NIMBY or equality

Sharing Flight Paths: the classic call of the Nimby or a desperate plea for help?

HACAN is open 365 days a year and every single day we get emails from people driven to distraction by aircraft noise.  Every. Single. Day.  People in despair.  Two from this weekend’s batch: 

“I haven’t slept without earplugs for over a year and now spend 2 nights away from home each week now just to try to sleep…”

“Have we lost the fight? Do we always now have to have this assault on our senses? Will we ever get respite?”

And many of these people didn’t move close to an international airport.  Most live over 15 miles from Heathrow.  In fact we get far fewer complaints from West London.  Over generations, I suspect, many have learnt to live with the noise.  And some of course benefit from runway alternation when the planes landing over West London switch runways at 3pm to allow a break from the noise.

The complaints come from Clapham, Brockley, Vauxhall – places that can get as many as 40 planes an hour, often through much the day.  And from people living under the take-off routes as they have become more concentrated: Hanwell, Staines, Ealing.

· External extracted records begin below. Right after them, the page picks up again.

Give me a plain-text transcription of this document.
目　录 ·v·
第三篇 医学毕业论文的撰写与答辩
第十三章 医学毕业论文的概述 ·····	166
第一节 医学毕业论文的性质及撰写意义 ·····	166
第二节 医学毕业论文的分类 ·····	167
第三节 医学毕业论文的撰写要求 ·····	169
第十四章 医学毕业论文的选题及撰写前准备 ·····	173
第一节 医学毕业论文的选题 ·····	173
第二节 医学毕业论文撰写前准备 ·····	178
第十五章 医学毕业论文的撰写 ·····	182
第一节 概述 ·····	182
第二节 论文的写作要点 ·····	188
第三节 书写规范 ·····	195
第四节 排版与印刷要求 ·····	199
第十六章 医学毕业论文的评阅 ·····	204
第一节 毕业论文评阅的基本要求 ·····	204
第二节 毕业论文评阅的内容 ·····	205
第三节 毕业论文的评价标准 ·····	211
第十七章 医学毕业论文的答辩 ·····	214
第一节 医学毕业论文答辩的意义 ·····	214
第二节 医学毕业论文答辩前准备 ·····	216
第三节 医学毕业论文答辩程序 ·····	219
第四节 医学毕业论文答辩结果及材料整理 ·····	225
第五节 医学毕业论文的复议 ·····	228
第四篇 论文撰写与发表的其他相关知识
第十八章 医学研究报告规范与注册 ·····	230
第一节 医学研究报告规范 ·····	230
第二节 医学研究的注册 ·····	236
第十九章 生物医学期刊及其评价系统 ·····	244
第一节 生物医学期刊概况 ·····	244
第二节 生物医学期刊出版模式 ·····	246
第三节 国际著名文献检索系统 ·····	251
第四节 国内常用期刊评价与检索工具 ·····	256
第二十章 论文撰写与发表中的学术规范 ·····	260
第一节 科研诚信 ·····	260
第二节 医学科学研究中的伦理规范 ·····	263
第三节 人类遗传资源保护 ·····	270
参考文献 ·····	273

The call of all these residents for relief as been branded as Nimby in some quarters.  I would strongly argue it is not. None of them are wanting all the planes to be shifted elsewhere; simply for the noise to be shared around on the basis that, if this is done well, nobody’s life should be turned upside down in the way theirs has been.

When I campaigned against road building in London in the 1980s some Dulwich residents, faced with the prospect of the South Circular outside their homes being widened, advocated a new highway was built through Brixton and Peckham.  That’s Nimbyism.  That’s parcelling up the misery and exporting it elsewhere.  Precisely what the overflown residents are not calling for.

HACAN has worked hard over the last few years to promote to not Nimbyism, but respite.  We are pleased to say that respite is now official Government policy and that Heathrow Airport supports the concept.  We are engaging with Heathrow to find ways in which it can work for both the airport and residents.

London City Airport, by contrast, is planning to concentrate their routes – http://www.londoncityairport.com/londonairspacemanagement.  Not that they have gone out of their way to tell anybody.  Information has simply been put on their website and given to their supine consultative committee.

HACAN has worked hard to publicise their proposals.  Last week the story hit the front page of the South London Press and featured heavily in the East London newspapers.  Tonight we are holding a meeting in Wanstead Library which is expected to be packed with residents and local councillors.  It will be addressed by GLA members Roger Evans and Murad Qureshi.  GLA members and councillors south of the river also plan to write to the airport with their concerns.

It’s a battle that HACAN is fighting to win.  We will be questioning whether the consultation has been conducted properly and indeed whether the absence of respite from London City’s proposals means they maybe flouting Government policy.  And we are doing because sharing is fairer.  That’s not Nimbyism.